Pertussis (whooping cough) is a respiratory infection caused by the bacterium Bordetella pertussis. It spreads through airborne droplets from coughing or sneezing. While it can affect people of all ages, it is particularly dangerous for infants. Because initial symptoms resemble a common cold, laboratory testing is the only way to confirm a diagnosis. This confirmation allows for appropriate treatment and helps prevent further transmission within the community.
Recognizing Pertussis Symptoms
The signs of pertussis evolve through distinct stages. The first phase, the catarrhal stage, typically lasts one to two weeks and presents with mild, cold-like symptoms. These include a runny nose, low-grade fever, and an occasional cough.
Following the initial phase, the illness progresses into the paroxysmal stage, which can last from one to six weeks. This stage is defined by fits of numerous, rapid coughs. After a coughing spell, a person may struggle to breathe in, causing a high-pitched “whoop” sound. These severe coughing fits, which often worsen at night, can lead to exhaustion, vomiting, and in infants, a bluish skin tone from lack of oxygen.
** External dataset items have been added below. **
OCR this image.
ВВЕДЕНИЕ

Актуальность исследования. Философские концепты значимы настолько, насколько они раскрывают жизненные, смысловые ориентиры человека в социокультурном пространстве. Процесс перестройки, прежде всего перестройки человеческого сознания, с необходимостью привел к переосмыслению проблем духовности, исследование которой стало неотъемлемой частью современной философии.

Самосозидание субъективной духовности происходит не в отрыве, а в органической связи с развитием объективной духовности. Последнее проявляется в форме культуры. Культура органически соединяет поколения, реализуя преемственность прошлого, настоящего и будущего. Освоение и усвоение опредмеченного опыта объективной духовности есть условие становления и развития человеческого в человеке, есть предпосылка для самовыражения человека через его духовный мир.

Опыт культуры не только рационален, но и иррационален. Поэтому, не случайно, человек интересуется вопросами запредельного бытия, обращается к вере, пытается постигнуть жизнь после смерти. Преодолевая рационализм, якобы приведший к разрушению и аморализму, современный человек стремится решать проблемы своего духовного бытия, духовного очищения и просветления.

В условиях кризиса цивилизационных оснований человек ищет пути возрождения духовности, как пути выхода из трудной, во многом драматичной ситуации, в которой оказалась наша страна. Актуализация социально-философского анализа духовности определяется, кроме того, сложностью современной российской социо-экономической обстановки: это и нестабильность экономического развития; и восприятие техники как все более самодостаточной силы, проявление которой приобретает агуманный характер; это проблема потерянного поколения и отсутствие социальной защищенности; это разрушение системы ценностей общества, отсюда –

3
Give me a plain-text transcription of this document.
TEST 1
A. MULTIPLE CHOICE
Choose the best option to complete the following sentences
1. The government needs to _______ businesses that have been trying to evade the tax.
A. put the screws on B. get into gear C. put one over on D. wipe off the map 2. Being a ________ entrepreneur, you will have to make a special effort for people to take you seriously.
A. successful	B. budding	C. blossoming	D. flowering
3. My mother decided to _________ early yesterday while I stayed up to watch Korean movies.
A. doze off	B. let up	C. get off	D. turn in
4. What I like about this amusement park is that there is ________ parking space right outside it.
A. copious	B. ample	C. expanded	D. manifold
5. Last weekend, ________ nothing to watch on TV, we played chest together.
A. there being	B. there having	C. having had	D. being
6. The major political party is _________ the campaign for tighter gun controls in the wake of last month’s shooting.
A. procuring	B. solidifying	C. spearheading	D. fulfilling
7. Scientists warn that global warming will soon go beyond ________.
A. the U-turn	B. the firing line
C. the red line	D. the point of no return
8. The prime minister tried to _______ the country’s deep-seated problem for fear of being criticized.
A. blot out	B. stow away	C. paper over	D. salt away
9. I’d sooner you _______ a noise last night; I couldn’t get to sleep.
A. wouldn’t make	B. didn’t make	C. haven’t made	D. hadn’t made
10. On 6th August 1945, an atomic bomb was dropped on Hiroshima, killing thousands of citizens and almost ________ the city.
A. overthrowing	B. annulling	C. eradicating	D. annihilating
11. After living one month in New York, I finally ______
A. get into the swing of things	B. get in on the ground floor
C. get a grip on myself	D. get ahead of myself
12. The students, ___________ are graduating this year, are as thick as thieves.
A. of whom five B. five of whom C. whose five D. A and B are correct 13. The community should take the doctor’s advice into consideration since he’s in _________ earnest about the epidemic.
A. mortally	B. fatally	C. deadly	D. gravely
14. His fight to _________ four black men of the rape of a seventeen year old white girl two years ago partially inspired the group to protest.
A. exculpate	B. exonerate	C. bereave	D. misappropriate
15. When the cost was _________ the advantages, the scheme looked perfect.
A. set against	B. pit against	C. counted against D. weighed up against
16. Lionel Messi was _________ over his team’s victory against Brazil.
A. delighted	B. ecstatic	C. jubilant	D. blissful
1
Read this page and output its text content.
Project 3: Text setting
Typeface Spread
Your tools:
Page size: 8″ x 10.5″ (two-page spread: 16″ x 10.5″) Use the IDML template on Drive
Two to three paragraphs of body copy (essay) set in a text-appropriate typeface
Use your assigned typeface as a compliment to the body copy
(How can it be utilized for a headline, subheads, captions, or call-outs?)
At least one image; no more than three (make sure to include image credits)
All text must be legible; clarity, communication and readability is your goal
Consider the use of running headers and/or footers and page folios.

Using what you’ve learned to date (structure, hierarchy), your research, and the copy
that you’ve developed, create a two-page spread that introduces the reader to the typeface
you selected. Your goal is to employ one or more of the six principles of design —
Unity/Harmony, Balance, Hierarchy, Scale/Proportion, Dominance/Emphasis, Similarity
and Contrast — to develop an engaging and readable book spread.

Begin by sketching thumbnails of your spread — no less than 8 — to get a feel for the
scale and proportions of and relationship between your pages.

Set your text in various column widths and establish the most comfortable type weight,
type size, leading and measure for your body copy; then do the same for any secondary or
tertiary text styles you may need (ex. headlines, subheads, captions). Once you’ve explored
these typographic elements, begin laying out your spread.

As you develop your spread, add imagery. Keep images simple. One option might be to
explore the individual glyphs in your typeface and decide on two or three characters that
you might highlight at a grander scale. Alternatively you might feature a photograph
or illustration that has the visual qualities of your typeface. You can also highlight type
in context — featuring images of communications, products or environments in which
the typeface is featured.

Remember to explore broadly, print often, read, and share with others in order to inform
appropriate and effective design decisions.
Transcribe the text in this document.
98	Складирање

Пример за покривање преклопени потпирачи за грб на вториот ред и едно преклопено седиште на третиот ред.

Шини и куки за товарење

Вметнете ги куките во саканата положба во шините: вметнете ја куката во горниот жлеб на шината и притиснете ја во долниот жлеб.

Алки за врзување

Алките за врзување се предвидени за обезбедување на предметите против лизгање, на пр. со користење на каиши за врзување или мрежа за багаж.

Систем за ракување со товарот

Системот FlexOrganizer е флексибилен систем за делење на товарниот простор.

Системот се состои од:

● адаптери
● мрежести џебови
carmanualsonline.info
The final stage is the convalescent, or recovery, stage. This stage can last for weeks to months, and the cough gradually lessens in severity and frequency. However, for many months after the initial illness, subsequent respiratory infections can trigger a return of the paroxysmal coughs. Symptoms vary; vaccinated individuals may have a milder cough without the “whoop,” and infants may not whoop but instead experience apnea, which are dangerous pauses in breathing.
Types of Diagnostic Tests
Laboratories use several methods to confirm a pertussis diagnosis, each with applications depending on the timing of the illness. The most widely used and preferred method is the Polymerase Chain Reaction (PCR) test. This sensitive technique detects the genetic material (DNA) of the Bordetella pertussis bacteria from a respiratory sample. PCR tests can provide results quickly and are most effective within the first three to four weeks of the cough’s onset.
Another diagnostic tool is a bacterial culture, which was once considered the gold standard for diagnosis. This method involves growing Bordetella pertussis from a patient’s sample in a lab. While a positive culture is 100% specific for pertussis, it is less sensitive than PCR and the process is slower. The likelihood of successfully culturing the bacteria decreases significantly after the first two weeks of illness.
Serology is a blood test that looks for antibodies the body produces to fight the infection, not the bacteria itself. Specifically, it measures IgG antibodies to the pertussis toxin. This test is most useful later in the illness, typically two to eight weeks after the cough begins, when antibody levels are highest. It is not ideal for diagnosing an active infection in its early stages but can help confirm a diagnosis retrospectively.
The Testing Procedure
The sample for the most common pertussis tests is collected from the nasopharynx, the upper part of the throat behind the nose where the bacteria are most likely to be found. The standard collection method uses a nasopharyngeal (NP) swab.
To collect the sample, a healthcare provider will ask the patient to tilt their head back slightly. The swab is gently inserted into one nostril and advanced straight back along the floor of the nasal passage until it reaches the nasopharynx. The swab is left in place for a few seconds and gently rotated to absorb secretions before being slowly removed.
While the procedure can be uncomfortable, it is very brief. An alternative method, sometimes used for young children, is a nasal aspirate. This involves flushing a small amount of saline solution into the nasal cavity and then collecting the fluid. Both the NP swab and aspirate can provide a sample suitable for either PCR testing or a bacterial culture.
Understanding Your Test Results
A positive PCR or culture test confirms an active whooping cough infection, and a healthcare provider will prescribe a course of antibiotics to treat the illness and reduce the period of communicability.
A negative result indicates that the bacteria were not detected in the sample. However, a negative test does not completely rule out pertussis, especially if the sample was collected late in the course of the illness. A provider will consider the test result alongside clinical symptoms and known exposure to make a final diagnosis. For serology, a positive result suggests a recent infection, but vaccination history must be considered for accurate interpretation.
The time it takes to receive results varies by the type of test performed. PCR results are generally available within one to two days, allowing for a rapid diagnosis. Culture results take longer, as the bacteria need time to grow, with final results often taking up to a week.